Esa negativa a tener en cuenta las demandas de la mayoría explica el aumento de la intención de voto en favor de las marionetas populistas, pero da la sensación de que ninguna figura política, ningún partido tiene la capacidad de representar a este bloque popular y mayoritario en su conjunto.
Este mundo sin perspectivas, este ámbito de la comunicación sin contenido, es en el que Emmanuel Macron afila su estrategia electoral, cuyo objetivo no es agrupar sino dividir. Se niega a asumir ninguna culpa por su gestión y no busca el consenso, sino que impone una postura autoritaria. En un contexto de abstención masiva y falta de oferta política, el futuro candidato a la reelección no fomenta la tranquilidad sino la tensión y quiere enardecer a su base electoral, compuesta por las burguesías de derecha e izquierda y por los mayores de 60 años. Esta estrategia de la tensión recuerda extrañamente a la de un tal Donald Trump, que no dejó de exaltar y radicalizar a sus votantes para ser protagonista en cada elección. En 2017, los franceses creyeron haber elegido a un socialdemócrata europeo; en 2021 han descubierto que quien ejerce el poder en el Elíseo es un Trump progresista.

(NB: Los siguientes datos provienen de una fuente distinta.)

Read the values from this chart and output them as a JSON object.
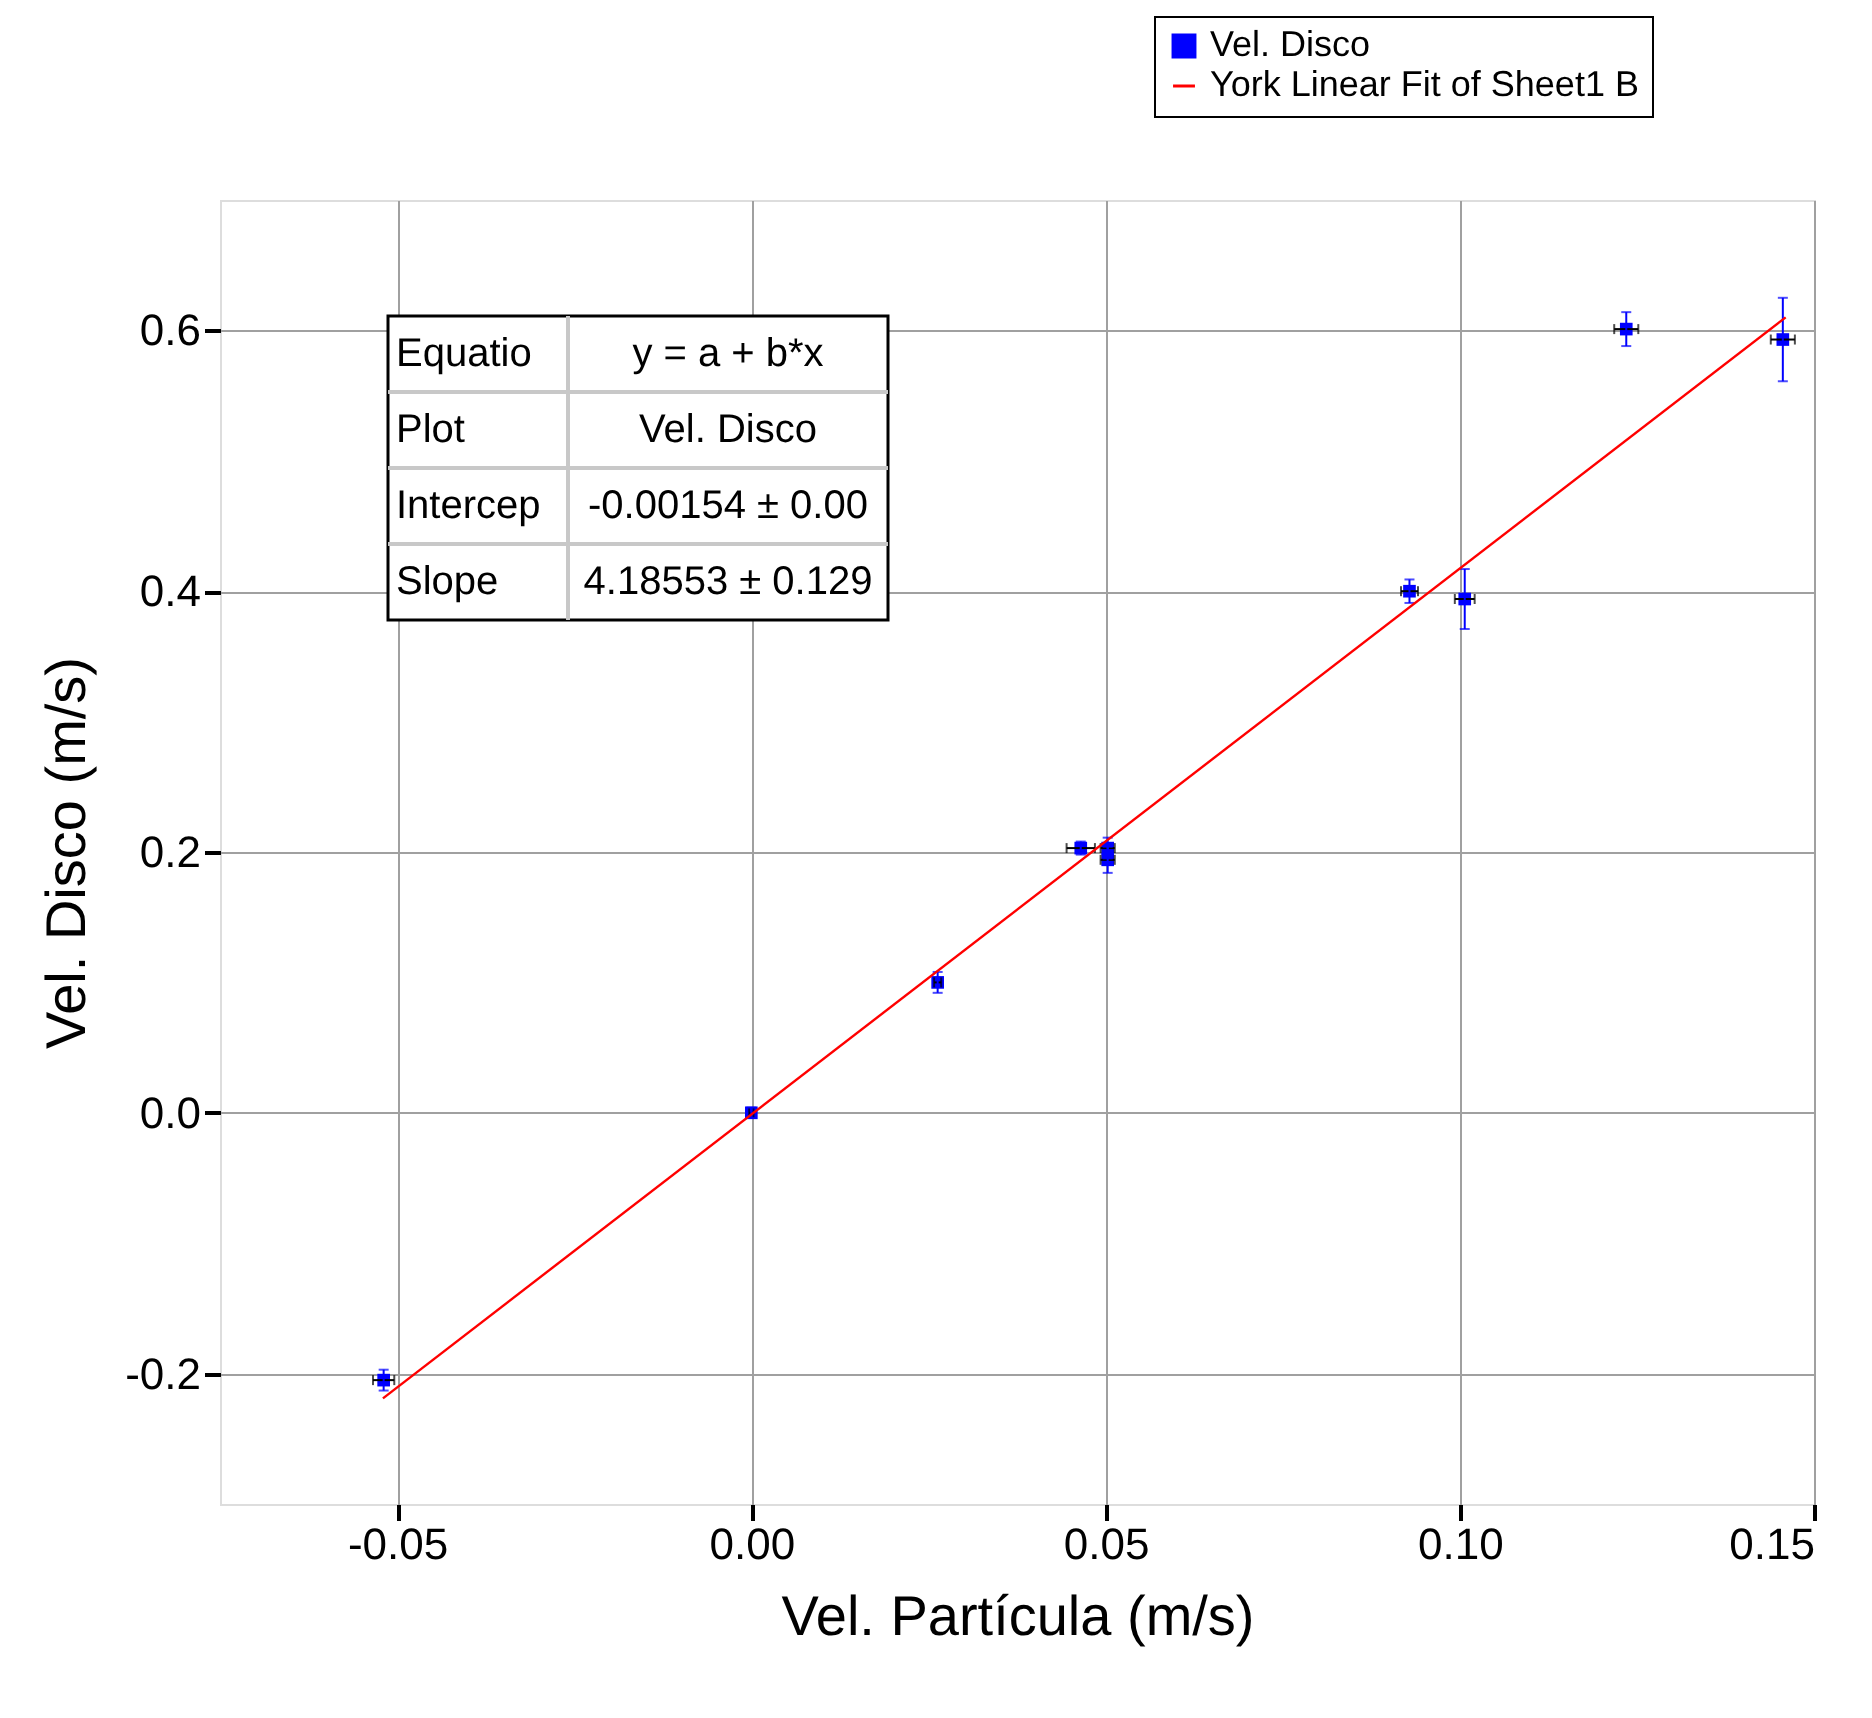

Al hablar para un electorado envejecido y burgués, anestesiado por el miedo, y sobreactuar desde su posición elitista y despreciativa, el futuro presidente-candidato está tratando de eliminar a los candidatos de izquierdas y de derechas y garantizarse así la victoria. Las fuerzas políticas tradicionales, relegadas, dejarán su sitio a un duelo que ya hemos visto, en el que la primera opción vence inevitablemente a la segunda: la pugna entre Emmanuel Macron y Marine Le Pen o Eric Zemmour. El segundo mandato de Emmanuel Macron corre peligro de comenzar sobre ese paisaje en ruinas, ese desastre democrático e intelectual. Ahora bien, al día siguiente de su reelección, el nuevo presidente tendrá que volver a hacer frente a un bloque popular que no tiene ninguna intención de morir.